The Rat is a vehicle for Grass to comment on environmental degradation, the arms race, the destruction of history and tradition in the chase for capitalist success and, as in many of his novels, a mourning for the loss of what once was - a Kashubian way of life that he knew as a child.
The book flits between multiple realities - the here-and-now, where Grass gets a pet rat for Christmas, and listens to the Third Programme on the radio while writing The Rat. He writes about Damroka, his beloved, who is on a ship running a scientific programme to measure jellyfish numbers in the Baltic: the ship is crewed with all the women Grass has been involved with romantically. He writes also about Oskar Matzerath, who is now a successful video producer - Grass discusses with him the production of a video about the death of the forests, and of the fraudster Malskat, while also reporting on his visit to Poland for his Grandmother's 107th birthday.
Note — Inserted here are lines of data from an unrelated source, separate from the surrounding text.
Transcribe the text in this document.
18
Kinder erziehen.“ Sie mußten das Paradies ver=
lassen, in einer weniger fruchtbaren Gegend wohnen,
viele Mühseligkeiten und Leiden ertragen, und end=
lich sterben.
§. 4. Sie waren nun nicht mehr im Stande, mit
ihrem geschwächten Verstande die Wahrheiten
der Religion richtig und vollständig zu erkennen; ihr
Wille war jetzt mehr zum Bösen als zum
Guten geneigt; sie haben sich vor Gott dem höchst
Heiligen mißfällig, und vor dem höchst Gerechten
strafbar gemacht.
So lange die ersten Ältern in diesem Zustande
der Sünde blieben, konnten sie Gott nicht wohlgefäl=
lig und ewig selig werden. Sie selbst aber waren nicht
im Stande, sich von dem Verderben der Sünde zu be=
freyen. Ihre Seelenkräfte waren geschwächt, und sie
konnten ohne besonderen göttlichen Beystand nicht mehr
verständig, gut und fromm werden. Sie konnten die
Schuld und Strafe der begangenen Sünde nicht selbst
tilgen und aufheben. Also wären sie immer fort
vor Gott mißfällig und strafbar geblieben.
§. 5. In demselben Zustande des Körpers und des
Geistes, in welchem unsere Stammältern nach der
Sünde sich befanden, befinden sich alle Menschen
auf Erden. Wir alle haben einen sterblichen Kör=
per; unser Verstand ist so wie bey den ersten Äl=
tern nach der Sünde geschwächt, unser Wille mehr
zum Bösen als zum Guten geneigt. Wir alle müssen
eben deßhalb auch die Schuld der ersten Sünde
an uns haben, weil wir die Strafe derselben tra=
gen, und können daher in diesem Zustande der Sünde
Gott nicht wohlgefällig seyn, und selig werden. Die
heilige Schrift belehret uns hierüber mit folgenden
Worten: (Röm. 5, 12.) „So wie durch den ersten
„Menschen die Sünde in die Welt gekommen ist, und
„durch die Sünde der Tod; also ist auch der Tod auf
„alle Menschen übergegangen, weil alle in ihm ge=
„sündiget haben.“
There are also the "other" realities... one where famous fairy tale characters try and take over the German government to stop the destruction of the environment, only to be destroyed by a combination of capital, military force and organised religion, and the other, where rats have organised the mutually assured destruction of the human race by atomic warfare, so they rule the world. There is a brief interregnum by human-rat hybrids (Manippels) that escaped from a laboratory, but the book ends with Grass, trapped in a spacecraft orbiting the human-less earth, being unable to decide if he was being dreamed by his interlocutor (the "she-rat"), or whether he was dreaming her.
Depending on which reality we the reader are inhabiting at the time, the women on the ship might be speaking to The Flounder and trying to find the sunken city of Vineta, where women rule, and Oskar's shrivelled corpse is worshipped by the new rat society, that begins to develop in disturbingly similar ways to the human society it replaced.
Once the reader has oriented themselves to this book, it is a rollicking read, full of false bombast, and continually deflating the importance of all around us, poking the bear in a particularly Grassian way. Written before the fall of the Berlin Wall, it is perhaps a little dated in it's references, but none the worse for that. A good book.